Scrutiny

What is overview and scrutiny?

Find out how we make sure that the decisions we and other local public bodies take are being taken in your best interests. 

Scrutiny (sometimes called overview and scrutiny) is a process whereby councillors who are not the council’s executive can play an influential role in the shaping of policy and decisions that will have a real benefit on behalf of the community they represent.

The process involves scrutiny committees monitoring performance, reviewing and evaluating services, questioning decision and plans made by the council’s executive, listening to the concerns of local people, and where appropriate making recommendations for action and change.

Four key roles for overview and scrutiny are:

  1. Holding executive, individual cabinet members and chief officers to account and ensuring corporate priorities are met
  2. Policy development and review
  3. External scrutiny, such as health care providers
  4. Performance management and best value

Overview and scrutiny committees were established in English and Welsh local authorities by the Local Government Act 2000. They were intended as a counterweight to the new executive structures created by that Act (elected mayors or leaders and cabinets). Their role was to develop and review policy and make recommendations to the council.

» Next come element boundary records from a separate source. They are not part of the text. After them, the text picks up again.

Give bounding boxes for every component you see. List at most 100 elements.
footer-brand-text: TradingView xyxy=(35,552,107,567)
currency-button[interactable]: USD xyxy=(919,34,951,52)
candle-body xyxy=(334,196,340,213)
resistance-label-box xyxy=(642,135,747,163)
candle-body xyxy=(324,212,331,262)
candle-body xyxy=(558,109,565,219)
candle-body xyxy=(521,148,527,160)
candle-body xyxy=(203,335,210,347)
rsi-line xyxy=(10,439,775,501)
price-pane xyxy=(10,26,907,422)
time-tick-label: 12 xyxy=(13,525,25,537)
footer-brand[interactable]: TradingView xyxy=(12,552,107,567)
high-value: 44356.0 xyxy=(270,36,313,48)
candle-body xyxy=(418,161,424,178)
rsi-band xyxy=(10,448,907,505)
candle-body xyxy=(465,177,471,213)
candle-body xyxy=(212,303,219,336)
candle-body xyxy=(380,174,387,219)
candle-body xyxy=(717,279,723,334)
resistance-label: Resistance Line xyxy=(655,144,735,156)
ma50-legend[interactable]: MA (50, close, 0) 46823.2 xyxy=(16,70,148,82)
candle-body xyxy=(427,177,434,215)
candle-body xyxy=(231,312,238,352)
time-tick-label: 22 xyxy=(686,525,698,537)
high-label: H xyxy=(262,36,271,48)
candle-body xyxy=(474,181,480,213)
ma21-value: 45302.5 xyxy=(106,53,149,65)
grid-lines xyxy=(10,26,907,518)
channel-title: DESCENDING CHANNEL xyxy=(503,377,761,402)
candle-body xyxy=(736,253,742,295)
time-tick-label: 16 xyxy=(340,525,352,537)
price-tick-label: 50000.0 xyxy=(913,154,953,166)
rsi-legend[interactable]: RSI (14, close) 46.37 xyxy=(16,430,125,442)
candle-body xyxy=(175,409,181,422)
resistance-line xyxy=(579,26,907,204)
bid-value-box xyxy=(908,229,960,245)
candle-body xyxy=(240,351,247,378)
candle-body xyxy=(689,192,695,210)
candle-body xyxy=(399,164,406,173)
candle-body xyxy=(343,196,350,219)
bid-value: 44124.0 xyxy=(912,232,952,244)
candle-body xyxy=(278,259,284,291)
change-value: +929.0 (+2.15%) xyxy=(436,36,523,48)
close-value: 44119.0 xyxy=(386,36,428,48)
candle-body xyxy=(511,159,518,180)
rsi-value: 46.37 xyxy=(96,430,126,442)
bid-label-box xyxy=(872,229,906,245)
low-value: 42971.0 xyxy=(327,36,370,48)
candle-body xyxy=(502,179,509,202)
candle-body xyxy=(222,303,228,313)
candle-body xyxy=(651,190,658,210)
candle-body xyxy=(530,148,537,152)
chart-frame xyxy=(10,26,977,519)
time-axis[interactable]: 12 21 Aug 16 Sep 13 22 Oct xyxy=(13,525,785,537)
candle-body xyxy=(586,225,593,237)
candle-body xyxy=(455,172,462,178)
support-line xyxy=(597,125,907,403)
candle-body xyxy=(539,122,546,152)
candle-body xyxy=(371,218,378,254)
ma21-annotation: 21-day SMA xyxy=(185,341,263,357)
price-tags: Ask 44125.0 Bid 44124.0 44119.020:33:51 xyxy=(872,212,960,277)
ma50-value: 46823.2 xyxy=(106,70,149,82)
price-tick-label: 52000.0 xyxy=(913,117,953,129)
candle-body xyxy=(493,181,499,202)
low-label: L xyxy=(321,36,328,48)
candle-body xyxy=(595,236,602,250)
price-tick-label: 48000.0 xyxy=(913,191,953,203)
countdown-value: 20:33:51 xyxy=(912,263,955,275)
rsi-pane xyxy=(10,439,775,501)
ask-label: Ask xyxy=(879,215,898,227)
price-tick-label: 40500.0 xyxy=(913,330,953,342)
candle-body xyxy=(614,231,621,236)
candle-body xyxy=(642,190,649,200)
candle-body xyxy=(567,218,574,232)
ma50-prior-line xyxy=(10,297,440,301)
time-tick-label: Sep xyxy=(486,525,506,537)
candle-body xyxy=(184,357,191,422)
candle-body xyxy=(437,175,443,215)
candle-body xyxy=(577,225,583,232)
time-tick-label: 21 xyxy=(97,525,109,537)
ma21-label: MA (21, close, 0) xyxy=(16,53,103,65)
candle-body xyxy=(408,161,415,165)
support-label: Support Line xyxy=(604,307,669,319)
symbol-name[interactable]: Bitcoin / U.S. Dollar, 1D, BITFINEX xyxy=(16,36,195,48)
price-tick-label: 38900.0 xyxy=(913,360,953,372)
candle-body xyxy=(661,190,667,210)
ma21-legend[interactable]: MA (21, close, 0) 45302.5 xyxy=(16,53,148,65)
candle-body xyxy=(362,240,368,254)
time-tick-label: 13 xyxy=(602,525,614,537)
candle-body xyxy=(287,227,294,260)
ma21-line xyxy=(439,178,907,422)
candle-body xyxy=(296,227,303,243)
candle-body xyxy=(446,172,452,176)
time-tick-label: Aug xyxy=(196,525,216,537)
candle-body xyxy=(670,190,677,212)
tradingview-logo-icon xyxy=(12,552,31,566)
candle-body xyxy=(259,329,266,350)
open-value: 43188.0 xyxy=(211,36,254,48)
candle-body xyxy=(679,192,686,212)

Today, the legislative provisions for overview and scrutiny committees for England can be found in the Localism Act 2011. Local authorities also manage processes of ‘external scrutiny’, where their committees look at issues which lie outside the council’s responsibilities, with specific powers to scrutinise health bodies, community safety partnerships, and Police and Crime Commissioners.

The powers and functions of overview and scrutiny committees, include:

  • Any member of an overview and scrutiny committee has the right to refer a relevant matter to the committee in England. This provision does not apply to matters concerned with planning and licensing, or to “any matter which is vexatious, discriminatory or not reasonable to be included in the agenda”; Overview and scrutiny committees may hold inquiries and produce reports. Meetings are subject to the normal rules for public admission;
  • Overview and scrutiny committees have the power to ‘call in’ decisions made by their executives. They may then review a decision and recommend that the council reconsiders it. This power is normally defined to ‘key decisions’, which are defined in law. The Government guidance implies that call-in would be expected to be used as a last resort when other methods of engagement have failed. Councils will normally specify a window of time after a decision during which this power can be exercised, and a minimum number of councillors to exercise it (for example, five councillors from at least two political parties); Committees may require executive members and officers of the authority to appear before them. Individuals from outside the council can be invited, but not compelled, to attend;
  • Overview and scrutiny reports must receive a response from the council executive within two months;
  • Overview and scrutiny committees cannot oblige either the executive, the council or external bodies to act upon their findings;
  • Each authority must appoint at least one ‘scrutiny officer’.

Source Overview and Scrutiny in Local Government, House of Commons Briefing Paper, 27th June 2019.